Maya mempercepat belanjanya dan pergi dari sana sebelum hatinya bertambah panas.
Di rumah Maya masih memikirkan perkataan ibu-ibu di warung. PNS? Donatur terbesar? Suami baik?
'Ciihh'
Maya ingin meludah, emosinya memuncak, dadanya panas karena kontras yang begitu nyata antara kelakuan Gilang di luar dan di dalam rumah. Meskipun Maya baik, tapi ia tidak bisa sesabar batu yang tahan untuk diinjak terus dan diam di tempat.
"May, buatkan aku kopi." Suara Gilang terdengar dari ruang tengah saat Maya sedang mengulek cabe. Rupanya laki-laki itu sudah bangun.
Maya terus mengulek cabe sambil membayangkan kalau yang diuleknya itu adalah wajah Gilang. Ia pura-pura tidak mendengar.
"Maya! Kamu denger nggak sih? Buatin aku kopi!!" Suara Gilang semakin keras.
Emosi yang memuncak membuat bibir maya bergetar dan menjawab, "Buat sendiri! Setan!" Katanya dengan nada sedikit tinggi, tapi melemah saat mengatakan kata terakhir.
Gilang pun langsung berdiri dari tempat ia tidur dan menuju ke dapur.
"Barusan kamu ngomong apa? Sesekali kamu itu harus menjadi istri yang baik. Kamu nggak tahu kalau aku ngantuk?"
"Kalau ngantuk ya tidur, bukan minum kopi." Ucap Maya tanpa menoleh.
Dada Gilang naik turun melihat Maya yang melawan.
"Kamu ngelawan aku? Ingat, aku itu suami kamu!"
Dengan bibir yang cemberut Maya akhirnya mengalah. Ia membuatkan kopi. Ia malas ribut meski hatinya masih panas.
Itulah hebatnya Maya, meskipun ia tahu kalau suaminya kasar dan tidak peduli, uang 50 ribu yang diambilnya tadi dia sisihkan untuk membeli kopi. Karena ia tahu Gilang pasti minta kopi kalau melihatnya belanja.
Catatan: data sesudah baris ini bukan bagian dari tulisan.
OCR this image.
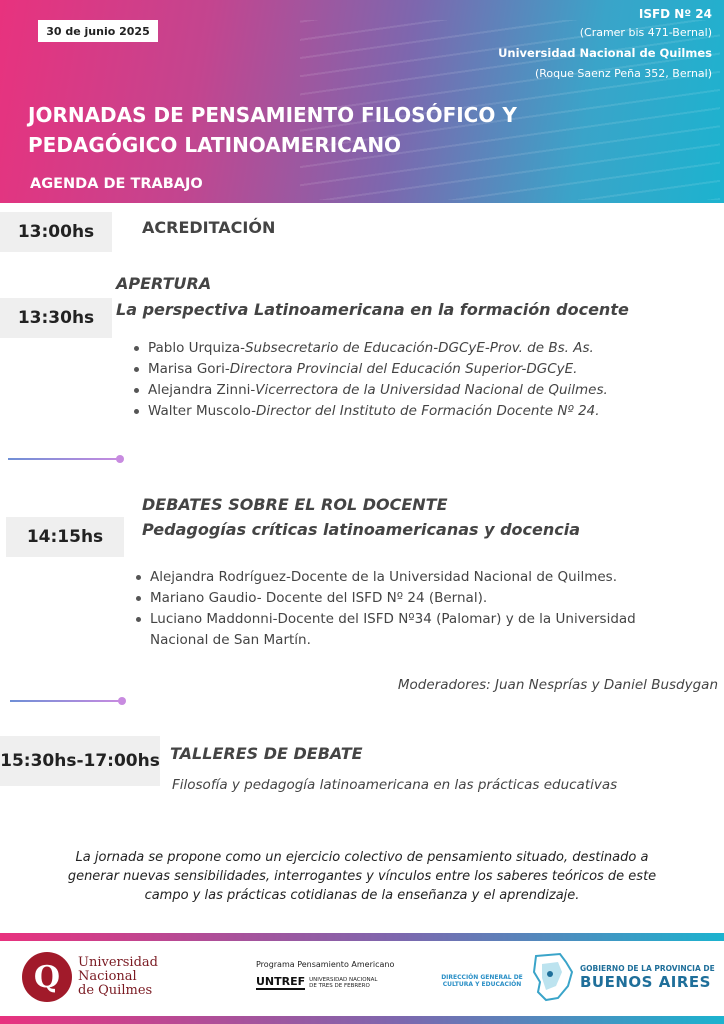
30 de junio 2025
ISFD Nº 24
(Cramer bis 471-Bernal)
Universidad Nacional de Quilmes
(Roque Saenz Peña 352, Bernal)
JORNADAS DE PENSAMIENTO FILOSÓFICO Y
PEDAGÓGICO LATINOAMERICANO
AGENDA DE TRABAJO
13:00hs	ACREDITACIÓN
APERTURA
La perspectiva Latinoamericana en la formación docente
13:30hs
Pablo Urquiza-Subsecretario de Educación-DGCyE-Prov. de Bs. As.
Marisa Gori-Directora Provincial del Educación Superior-DGCyE.
Alejandra Zinni-Vicerrectora de la Universidad Nacional de Quilmes.
Walter Muscolo-Director del Instituto de Formación Docente Nº 24.
DEBATES SOBRE EL ROL DOCENTE
Pedagogías críticas latinoamericanas y docencia
14:15hs
Alejandra Rodríguez-Docente de la Universidad Nacional de Quilmes.
Mariano Gaudio- Docente del ISFD Nº 24 (Bernal).
Luciano Maddonni-Docente del ISFD Nº34 (Palomar) y de la Universidad
Nacional de San Martín.
Moderadores: Juan Nesprías y Daniel Busdygan
15:30hs-17:00hs TALLERES DE DEBATE
Filosofía y pedagogía latinoamericana en las prácticas educativas
La jornada se propone como un ejercicio colectivo de pensamiento situado, destinado a
generar nuevas sensibilidades, interrogantes y vínculos entre los saberes teóricos de este
campo y las prácticas cotidianas de la enseñanza y el aprendizaje.
Q	Universidad
Nacional
de Quilmes
Programa Pensamiento Americano
UNTREF UNIVERSIDAD NACIONAL DE TRES DE FEBRERO
DIRECCIÓN GENERAL DE
CULTURA Y EDUCACIÓN
GOBIERNO DE LA PROVINCIA DE
BUENOS AIRES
Ia masih memikirkan suaminya.
Setelah selesai membuat kopi Maya melanjutkan memasak.
Di ruang tengah Gilang asyik bermain hp dan menyeruput kopi buatan Maya. Sesekali ia terkikik melihat video-video tok-tok, konten-konten lucu seolah hidupnya tidak punya tanggungan.
Maya yang capek di dapur sesekali melirik tingkah suaminya itu. Ingin sekali ia melempar wajan, melempar gelas kaca paling besar tepat di wajah Gilang. Tapi Maya sadar kalau itu akan membuatnya masuk penjara.
Jika saja bukan karena Gilang adalah pilihan hatinya dulu, jika bukan karena Sari anak mereka, Maya tidak punya alasan lagi untuk bertahan dengan laki-laki brengsek itu.
"May, kamu jadi mencari kerja?" Ucap Gilang tiba-tiba.
"Jadi." Maya menjawab pendek.
"Ingat, kamu itu masih ada tanggung jawab di rumah. Jangan gara-gara pekerjaan kamu lupa tugas disini."
Maya ingin sekali meremas mulut suaminya itu. Tapi Maya tetap berusaha tenang. Padahal, ia memutuskan mencari kerja karena Gilang tidak pernah memberinya uang yang cukup.
"Kalau abang ngasih aku duit cukup, aku nggak akan mungkin mau kerja." Ucap Maya akhirnya.
Gilang menoleh ke arah dapur, ke arah Maya yang berdiri sambil melotot padanya.
Tapi Gilang sepertinya hari ini punya suasana hati yang baik. Ia tidak tersinggung malah tertawa kecil melihat istrinya berdiri dengan bibir yang mengerucut.
"Udahlah, terserah kamu saja. Biar kamu tahu jika mencari pekerjaan itu susah, apalagi di kampung seperti ini!" Kata Gilang lalu menyesap kopinya yang masih hangat.